In [55]:
## Importing packages

from pandasql import sqldf as sql
import pandas as pd

# Importing Streaming History Audio data Path

file_path = '../Data/Spotify Extended Streaming History/Streaming_History_Audio_2023-2025_6.json'

raw_data = pd.read_json(file_path, orient='columns')

## Creating music dataframe and dropping irrelevant columns
music_data_raw = raw_data.copy().drop(['episode_name', 'episode_show_name', 'spotify_episode_uri'], axis=1)

## Dropping rows with no music data
music_data_raw = music_data_raw.loc[music_data_raw['master_metadata_track_name'].notna()]

## Creating podcast dataframe and dropping irrelevant columns
podcast_data_raw = raw_data.copy().drop(
    ['master_metadata_track_name', 'master_metadata_album_artist_name', 
     'master_metadata_album_album_name', 'spotify_track_uri'], axis=1)

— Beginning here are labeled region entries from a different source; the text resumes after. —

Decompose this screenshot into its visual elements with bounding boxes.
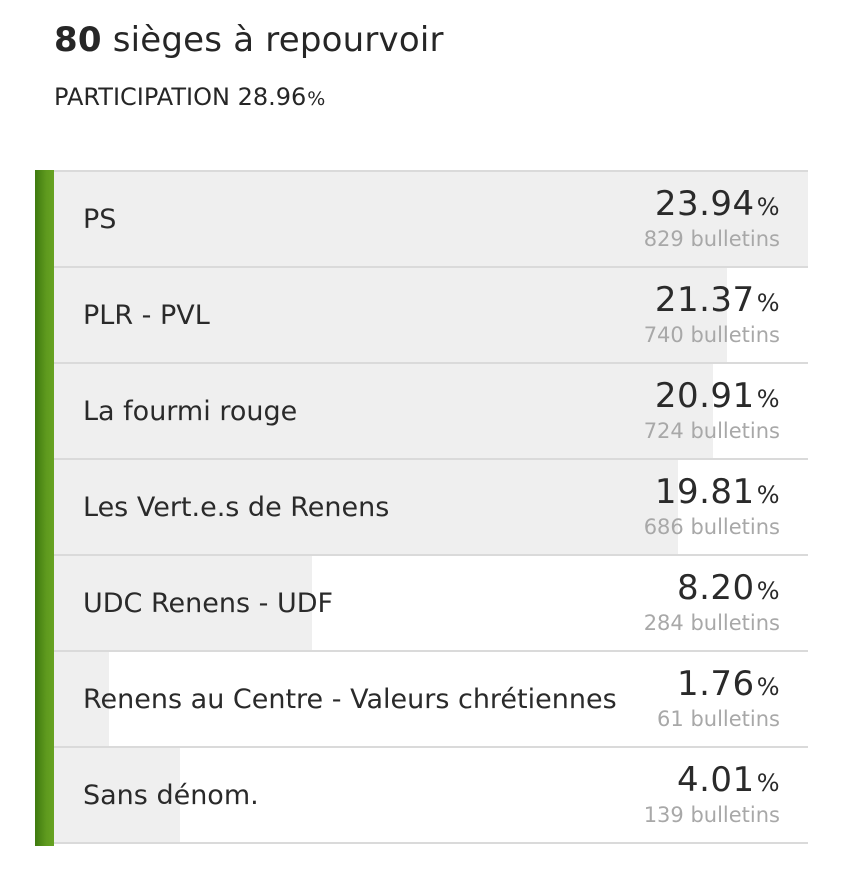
- result-bar: [54, 460, 678, 554]
- party-label: PS: [83, 203, 117, 235]
- accent-stripe: [35, 170, 54, 846]
- percentage: 8.20%: [644, 570, 780, 609]
- results-table: PS 23.94% 829 bulletins PLR - PVL 21.37% 740 …: [35, 170, 808, 846]
- percentage-value: 4.01: [676, 760, 755, 800]
- ballot-count: 829 bulletins: [643, 227, 780, 251]
- percentage: 4.01%: [644, 762, 780, 801]
- result-bar: [54, 268, 727, 362]
- percentage: 23.94%: [644, 186, 780, 225]
- percent-sign: %: [756, 289, 780, 317]
- ballot-count: 284 bulletins: [643, 611, 780, 635]
- result-row[interactable]: Renens au Centre - Valeurs chrétiennes 1.…: [54, 652, 808, 748]
- percent-sign: %: [756, 577, 780, 605]
- percentage-value: 20.91: [654, 376, 755, 416]
- result-row[interactable]: PLR - PVL 21.37% 740 bulletins: [54, 268, 808, 364]
- percent-sign: %: [756, 481, 780, 509]
- result-bar: [54, 748, 180, 842]
- party-label: Sans dénom.: [83, 779, 259, 811]
- result-bar: [54, 172, 808, 266]
- percentage-value: 23.94: [654, 184, 755, 224]
- result-row[interactable]: UDC Renens - UDF 8.20% 284 bulletins: [54, 556, 808, 652]
- ballot-count: 139 bulletins: [643, 803, 780, 827]
- percentage: 1.76%: [657, 666, 780, 705]
- participation-value: 28.96: [237, 83, 307, 111]
- ballot-count: 686 bulletins: [643, 515, 780, 539]
- result-row[interactable]: Sans dénom. 4.01% 139 bulletins: [54, 748, 808, 844]
- results-header: 80 sièges à repourvoir PARTICIPATION 28.…: [54, 18, 444, 114]
- results-rows: PS 23.94% 829 bulletins PLR - PVL 21.37% 740 …: [54, 170, 808, 844]
- party-label: Renens au Centre - Valeurs chrétiennes: [83, 683, 617, 715]
- result-value: 1.76% 61 bulletins: [657, 666, 780, 733]
- percentage: 20.91%: [644, 378, 780, 417]
- seats-text: sièges à repourvoir: [101, 20, 444, 60]
- result-value: 4.01% 139 bulletins: [644, 762, 780, 829]
- participation-label: PARTICIPATION: [54, 83, 230, 111]
- percentage: 21.37%: [644, 282, 780, 321]
- party-label: Les Vert.e.s de Renens: [83, 491, 390, 523]
- result-row[interactable]: La fourmi rouge 20.91% 724 bulletins: [54, 364, 808, 460]
- ballot-count: 61 bulletins: [657, 707, 780, 731]
- ballot-count: 724 bulletins: [643, 419, 780, 443]
- result-bar: [54, 364, 713, 458]
- result-value: 19.81% 686 bulletins: [644, 474, 780, 541]
- percentage-value: 19.81: [654, 472, 755, 512]
- seats-number: 80: [54, 20, 102, 60]
- result-bar: [54, 652, 109, 746]
- participation-percent-sign: %: [307, 88, 326, 110]
- result-value: 20.91% 724 bulletins: [644, 378, 780, 445]
- result-row[interactable]: Les Vert.e.s de Renens 19.81% 686 bulletin…: [54, 460, 808, 556]
- percentage-value: 1.76: [676, 664, 755, 704]
- result-row[interactable]: PS 23.94% 829 bulletins: [54, 170, 808, 268]
- percentage: 19.81%: [644, 474, 780, 513]
- seats-title: 80 sièges à repourvoir: [54, 18, 444, 62]
- party-label: PLR - PVL: [83, 299, 210, 331]
- party-label: UDC Renens - UDF: [83, 587, 334, 619]
- result-value: 23.94% 829 bulletins: [644, 186, 780, 253]
- result-value: 8.20% 284 bulletins: [644, 570, 780, 637]
- percentage-value: 21.37: [654, 280, 755, 320]
- percent-sign: %: [756, 673, 780, 701]
- ballot-count: 740 bulletins: [643, 323, 780, 347]
- percent-sign: %: [756, 193, 780, 221]
- percentage-value: 8.20: [676, 568, 755, 608]
- result-bar: [54, 556, 312, 650]
- participation: PARTICIPATION 28.96%: [54, 82, 444, 114]
- party-label: La fourmi rouge: [83, 395, 298, 427]
- percent-sign: %: [756, 769, 780, 797]
- result-value: 21.37% 740 bulletins: [644, 282, 780, 349]
- percent-sign: %: [756, 385, 780, 413]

#Dropping rows with no episode data
podcast_data_raw = podcast_data_raw.loc[podcast_data_raw['episode_name'].notna()]

In [56]:
#turns out Pandas has a function .to_datetime that turns data into datetime format natively, so i dont need to use datetime library

#filters music_data_raw to only show data from 2024 and then reset the index
music_data_raw["ts"] = pd.to_datetime(music_data_raw["ts"], format="%Y-%m-%dT%H:%M:%SZ")

music_data = music_data_raw[(music_data_raw["ts"] >= "2024-01-01") & (music_data_raw["ts"] <= "2024-12-31")]

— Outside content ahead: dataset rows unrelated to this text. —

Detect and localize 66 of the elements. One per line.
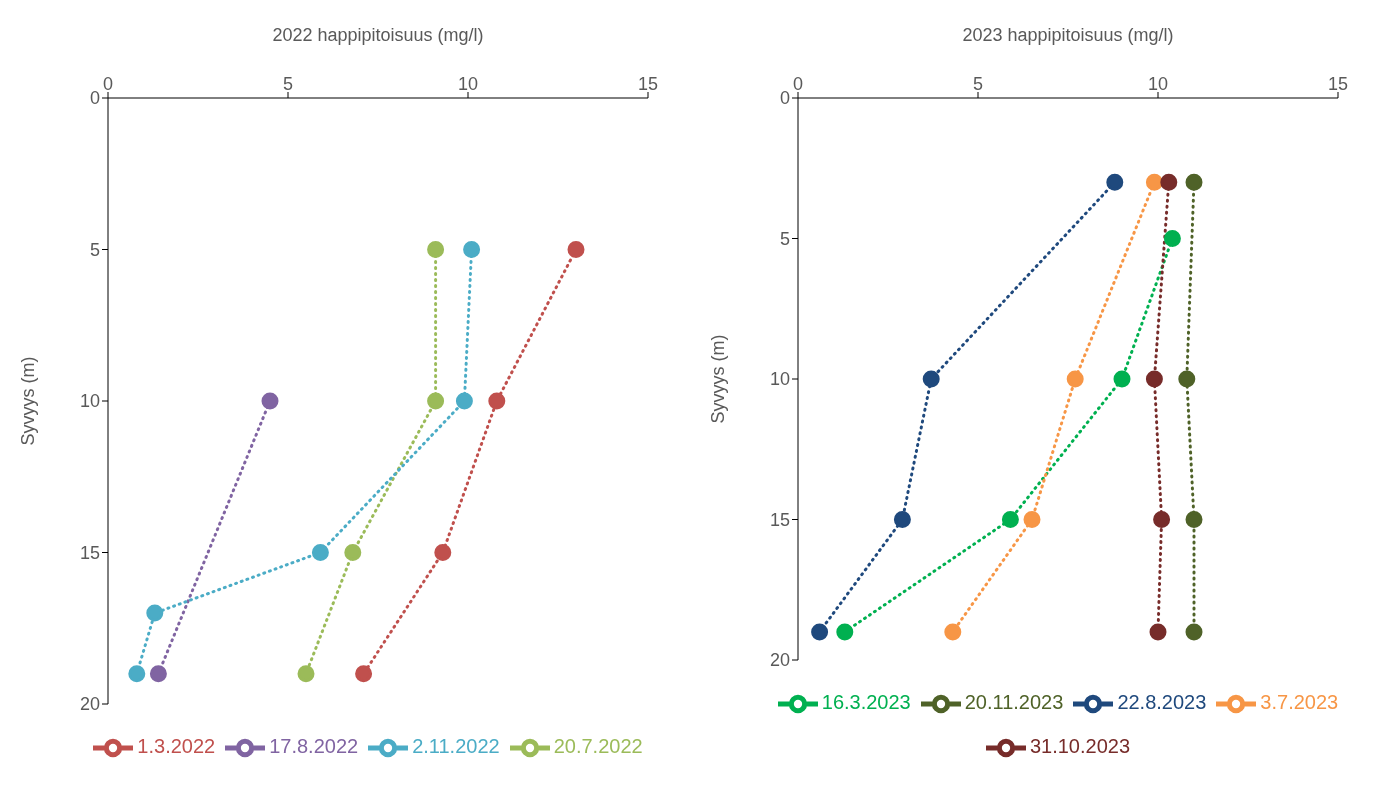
x-tick-label: 0: [792, 74, 804, 94]
x-tick-label: 5: [972, 74, 984, 94]
y-axis-title: Syvyys (m): [708, 334, 729, 424]
legend-label: 22.8.2023: [1117, 691, 1207, 713]
point: [1001, 511, 1019, 528]
y-tick-label: 5: [89, 239, 100, 260]
y-tick-label: 15: [79, 542, 100, 563]
y-tick-label: 5: [779, 228, 790, 249]
point: [1023, 511, 1041, 528]
y-tick-label: 0: [89, 88, 100, 109]
y-tick-label: 15: [769, 509, 790, 530]
point: [128, 665, 146, 683]
y-axis-title: Syvyys (m): [18, 356, 39, 446]
point: [434, 544, 452, 561]
x-tick-label: 15: [1327, 74, 1349, 94]
point: [1185, 173, 1203, 191]
x-tick-label: 10: [457, 74, 479, 94]
x-tick-label: 5: [282, 74, 294, 94]
point: [149, 665, 167, 683]
point: [1113, 370, 1131, 388]
point: [261, 392, 279, 410]
point: [427, 392, 445, 410]
x-tick-label: 10: [1147, 74, 1169, 94]
point: [455, 392, 473, 410]
point: [297, 665, 315, 683]
legend-label: 2.11.2022: [412, 735, 500, 757]
point: [1066, 370, 1084, 388]
point: [811, 623, 829, 641]
point: [893, 511, 911, 528]
y-tick-label: 10: [769, 369, 790, 390]
point: [1153, 511, 1171, 528]
point: [1145, 370, 1163, 388]
point: [1145, 173, 1163, 191]
legend-label: 16.3.2023: [821, 691, 911, 713]
x-tick-label: 15: [637, 74, 659, 94]
point: [944, 623, 962, 641]
y-tick-label: 20: [769, 650, 790, 671]
point: [1149, 623, 1167, 641]
point: [1160, 173, 1178, 191]
point: [463, 241, 481, 258]
point: [1185, 623, 1203, 641]
point: [567, 241, 585, 258]
x-axis-title: 2022 happipitoisuus (mg/l): [272, 24, 484, 45]
point: [922, 370, 940, 388]
point: [355, 665, 373, 683]
legend-label: 31.10.2023: [1029, 735, 1131, 757]
legend-label: 1.3.2022: [137, 735, 216, 757]
point: [427, 241, 445, 258]
legend-label: 20.11.2023: [964, 691, 1064, 713]
legend-label: 17.8.2022: [269, 735, 359, 757]
x-axis-title: 2023 happipitoisuus (mg/l): [962, 24, 1174, 45]
point: [146, 604, 164, 622]
point: [311, 544, 329, 561]
point: [1106, 173, 1124, 191]
point: [1185, 511, 1203, 528]
legend-label: 20.7.2022: [553, 735, 643, 757]
y-tick-label: 10: [79, 391, 100, 412]
x-tick-label: 0: [102, 74, 114, 94]
y-tick-label: 20: [79, 694, 100, 715]
y-tick-label: 0: [779, 88, 790, 109]
point: [836, 623, 854, 641]
point: [488, 392, 506, 410]
legend-label: 3.7.2023: [1260, 691, 1339, 713]
point: [1178, 370, 1196, 388]
point: [344, 544, 362, 561]
point: [1163, 230, 1181, 247]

music_data.reset_index(inplace = True, drop = True)

#filters podcast_data_raw to only show data from 2024 and then reset the index
podcast_data_raw["ts"] = pd.to_datetime(podcast_data_raw["ts"], format="%Y-%m-%dT%H:%M:%SZ")

podcast_data = podcast_data_raw[(podcast_data_raw["ts"] >= "2024-01-01") & (podcast_data_raw["ts"] <= "2024-12-31")]

podcast_data.reset_index(inplace = True, drop = True)

## Renaming the columns of both dataframes
music_data.columns = ['ts', 'platform', 'ms_played', 'country', 'ip_addr',
       'track_name', 'artist_name', 'album_name', 'spotify_track_uri', 'reason_start',
       'reason_end', 'shuffle', 'skipped', 'offline', 'offline_ts',
       'incognito_mode']

podcast_data.columns = ['ts', 'platform', 'ms_played', 'country', 'ip_addr',
       'episode_name', 'episode_show', 'spotify_episode_uri',
       'reason_start', 'reason_end', 'shuffle', 'skipped', 'offline',
       'offline_ts', 'incognito_mode']

In [66]:
## turn data into csv so I can import the CSV in future code 

music_data.to_csv("../Data/Clean_Data/Music_Streamed_24.csv", index=False, header = True)
podcast_data.to_csv("../Data/Clean_Data/Podcast_Streamed_24.csv", index=False, header = True)